Some of these people — Burk and Wells to be specific — are partners in the failed Old Town Warren Theater TIF district. In that case, the city felt it had to make a no-interest (later becoming a low-interest) loan to protect its interests.

It’s a near certainty that the plans for downtown Wichita — at least plans as grand as revitalization supporters must be thinking of — will require massive subsidy. Already new taxes are being talked up. We don’t have a good record of protecting the taxpayers’ investment in Wichita. What makes us think we can change now?

6 thoughts on “Wichita’s Waterwalk failure breeds skepticism”

  1. Hi, I went to Gander Mountain at lunch today, bought something, and on my way out I was met by a gentleman carrying his bait bucket into Gander to get a re-fill. Somehow I don’t think that was the concept that the “raised pinky set” had in mind for the “water walk”. I’m still snickering.

    I can’t claim the term “raised pinky set” for the cultured downtown set, heard it here at work.
    Later

  2. Waterwalk is struggling because the developers don’t know what they are doing. What do they have to show for $41 million dollars of taxpayer money? Very little!

  3. As a resident of Wichita, and a supporter of downtown renewal, I wish the Waterwalk project success.

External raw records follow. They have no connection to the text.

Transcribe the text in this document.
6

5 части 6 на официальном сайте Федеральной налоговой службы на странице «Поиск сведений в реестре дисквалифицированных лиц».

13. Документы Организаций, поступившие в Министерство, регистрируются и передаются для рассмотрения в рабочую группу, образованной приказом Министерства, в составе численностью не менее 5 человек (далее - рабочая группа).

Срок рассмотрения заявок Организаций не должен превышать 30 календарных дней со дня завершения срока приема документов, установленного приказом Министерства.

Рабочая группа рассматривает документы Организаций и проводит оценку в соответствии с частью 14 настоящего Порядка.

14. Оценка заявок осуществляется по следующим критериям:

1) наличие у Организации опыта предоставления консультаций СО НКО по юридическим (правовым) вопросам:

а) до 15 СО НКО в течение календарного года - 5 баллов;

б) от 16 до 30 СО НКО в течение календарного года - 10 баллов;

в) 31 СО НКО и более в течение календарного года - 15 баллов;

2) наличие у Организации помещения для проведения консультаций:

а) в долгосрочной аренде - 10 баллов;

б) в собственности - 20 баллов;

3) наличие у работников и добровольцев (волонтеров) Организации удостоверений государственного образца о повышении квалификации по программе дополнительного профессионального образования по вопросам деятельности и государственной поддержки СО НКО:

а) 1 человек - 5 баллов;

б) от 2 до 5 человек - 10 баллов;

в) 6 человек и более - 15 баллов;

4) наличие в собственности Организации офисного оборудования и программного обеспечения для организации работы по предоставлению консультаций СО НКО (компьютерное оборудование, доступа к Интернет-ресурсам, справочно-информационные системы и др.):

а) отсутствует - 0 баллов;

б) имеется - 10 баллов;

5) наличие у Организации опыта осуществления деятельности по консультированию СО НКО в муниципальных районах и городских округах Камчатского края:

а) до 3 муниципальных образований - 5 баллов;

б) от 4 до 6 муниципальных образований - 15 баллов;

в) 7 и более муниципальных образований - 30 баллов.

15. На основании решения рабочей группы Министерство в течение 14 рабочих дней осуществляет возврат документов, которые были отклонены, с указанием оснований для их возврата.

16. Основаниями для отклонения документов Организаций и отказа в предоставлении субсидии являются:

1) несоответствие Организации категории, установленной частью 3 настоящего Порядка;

    As a former resident of Indianapolis, I can appreciate and share in the vision of a revitalized downtown and riverwalk. The overriding concern in my mind is to viability. The former ‘designers’ did a horrible job, the river front itself is under utilized, and the inconsiderate location of Gander mountain makes the whole project almost unworkable. When I look at the plan of Waterwalk, to me it is clear that the waterwalk apartments and gander mountain should have been switched. As to the so called world cup boat, the one we have here is not even the real thing, it should be moved. Right now the boathouse a white elephant., the boathouse should be the cornerstone of the ‘restaurants on the waterwalk’ effort.

    One other point, the development should be allowed to extend across to the library, the library should be knocked down and be located elsewhere. The long term plan should be to use both sides of the river, connected by pedestrian bridge. Any riverfront property should be utilized fully, cafes, restaurants, art studios etc should be designed into the plan. If this is going to work long term, it needs a vision larger than what we have right now.

    In the bigger scheme of things, I’d add the baseball stadium to the list of acquisitions, this and the two churches along the river need to be purchased and brought into the whole plan. A mishmash of ‘island’ developments will not do it.

    As to exploration place, it is not a viable entity, somehow it too needs to be incorporated into the whole scheme, add restaurants and other shopping options to its site, a mall like Indianapolis has downtown is needed here. I’m too old to party, but having a nightclub on the waters edge at exploration place appeals to me!

  4. Jeez Alan, that’s a nice plan, but it’s a damn big one. I don’t see the churches selling out for too cheap, they have a good location that brings people downtown. So far I think the cost for a new library was at least $20 million and as much as $45 million. Either way, the one that they have is fine, we don’t need a new library.

    You buy it, I’ll come and watch.